Clear and transparent communication between family members (paired with a third-party valuation) can align expectations and reduce potential conflicts. There are a few typical ways these transitions are financed:
- SBA Loans
Often, the acquiring party will take out a SBA loan, which gives their business the funding required to continue operating as they buy the business from their parents. - Personal Loans
Another option, depending on rates and the prevailing laws, is to take out a mortgage or borrow against other property in order to pay off the debt incurred by buying the business. - Private Equity
If a business is too large to be acquired via conventional loans, private equity offers a pathway for parents to monetize their stake while allowing the next generation to lead. - Taking Your Time
Sometimes you’ll know early on that the next generation is hungry to lead (or sometimes parents can be patient in taking payments). In this scenario, the first generation gradually becomes shareholders while the next steps up to lead the business.
Because the last model takes place over a longer period of time, it’s probably the easiest to manage financially. However, it requires clear communications about job roles as responsibilities shift throughout the process to avoid confusion at the office and conflict at family gatherings.
Communicate With Your Team and Customers
Succession planning doesn’t just require communicating with your family – there are other important stakeholders in your business as well. Consider your messaging to two groups in particular:
Your Employees
Any time there’s a transition, it’s natural for employees to get anxious. How will their roles change? Will they still even have a job? Are they going to lose their colleagues? Think through the ways this transition will affect them and do your best to address their likely questions. Emphasize the positive outcomes you’re expecting, and remind them that they’re being considered throughout the process.
Your Customers
Again, depending on the amount things may change for your customers, have a plan in place to communicate upcoming changes and to inform them of how the transition will benefit them.

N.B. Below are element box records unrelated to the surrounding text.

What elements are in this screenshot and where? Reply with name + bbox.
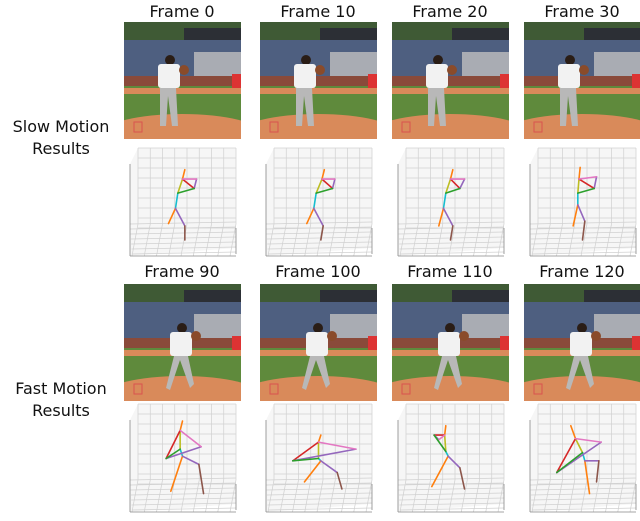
frame-title: Frame 30: [544, 2, 620, 21]
frame-photo: [124, 22, 241, 139]
pose-3d-plot: [397, 147, 505, 257]
pose-3d-plot: [129, 147, 237, 257]
pose-plot: [524, 400, 640, 517]
frame-title: Frame 0: [149, 2, 215, 21]
video-frame-image: [392, 22, 509, 139]
frame-photo: [260, 22, 377, 139]
pose-3d-plot: [397, 403, 505, 513]
row-label-line1: Slow Motion: [12, 117, 110, 136]
frame-photo: [392, 284, 509, 401]
pose-3d-plot: [265, 147, 373, 257]
plot-pane: [530, 404, 636, 512]
row-label-line2: Results: [32, 401, 90, 420]
video-frame-image: [260, 284, 377, 401]
video-frame-image: [392, 284, 509, 401]
pose-plot: [260, 144, 377, 261]
pose-3d-plot: [129, 403, 237, 513]
row-label: Slow Motion Results: [2, 116, 120, 160]
pose-plot: [392, 400, 509, 517]
row-label-line2: Results: [32, 139, 90, 158]
frame-title: Frame 90: [144, 262, 220, 281]
video-frame-image: [124, 22, 241, 139]
row-label: Fast Motion Results: [2, 378, 120, 422]
pose-plot: [124, 400, 241, 517]
pose-plot: [524, 144, 640, 261]
pose-3d-plot: [265, 403, 373, 513]
plot-pane: [130, 404, 236, 512]
frame-photo: [524, 284, 640, 401]
frame-photo: [124, 284, 241, 401]
pose-plot: [124, 144, 241, 261]
pose-3d-plot: [529, 147, 637, 257]
frame-title: Frame 100: [275, 262, 361, 281]
video-frame-image: [260, 22, 377, 139]
pose-plot: [392, 144, 509, 261]
frame-photo: [260, 284, 377, 401]
pose-3d-plot: [529, 403, 637, 513]
video-frame-image: [524, 22, 640, 139]
video-frame-image: [124, 284, 241, 401]
frame-photo: [392, 22, 509, 139]
frame-photo: [524, 22, 640, 139]
frame-title: Frame 10: [280, 2, 356, 21]
row-label-line1: Fast Motion: [15, 379, 107, 398]
pose-plot: [260, 400, 377, 517]
frame-title: Frame 110: [407, 262, 493, 281]
frame-title: Frame 20: [412, 2, 488, 21]
plot-pane: [130, 148, 236, 256]
video-frame-image: [524, 284, 640, 401]
frame-title: Frame 120: [539, 262, 625, 281]
plot-pane: [266, 148, 372, 256]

Create Value With Technology
Collecting and tracking your business data within your software benefits you in several ways, whether it’s rental software, GPS tracking, parts tracking, CRM, no matter when you implement it.
In addition to providing a great source of up-to-date business data, which will help you get accurate valuations and plot the future of your business, your technology should be considered part of your business’s value when selling.
As Josh said, “Nobody really wants to buy that business where the owner has said ‘Wait, stop. Let’s not spend money on anything for 10 years, so that we can be super profitable, but the new owner’s going to have an amazing headache.’” Technology investments add value to your buyers, so you’re still able to get value from them even as you’re handing your business over.
Successful succession planning forces you to think about the value of your business and your personal values. Whether you intend to pass your rental business along to the next generation or sell it to someone outside the family (either biological or business), you’ll need to prioritize the needs of several groups.
Working with trusted third-party resources, knowing your value, communicating with your stakeholders, and just plain planning ahead will help take a lot of the stress out of the process. The work you do now in succession planning helps set up the business you’ve built (or helped build) to thrive for generations to come.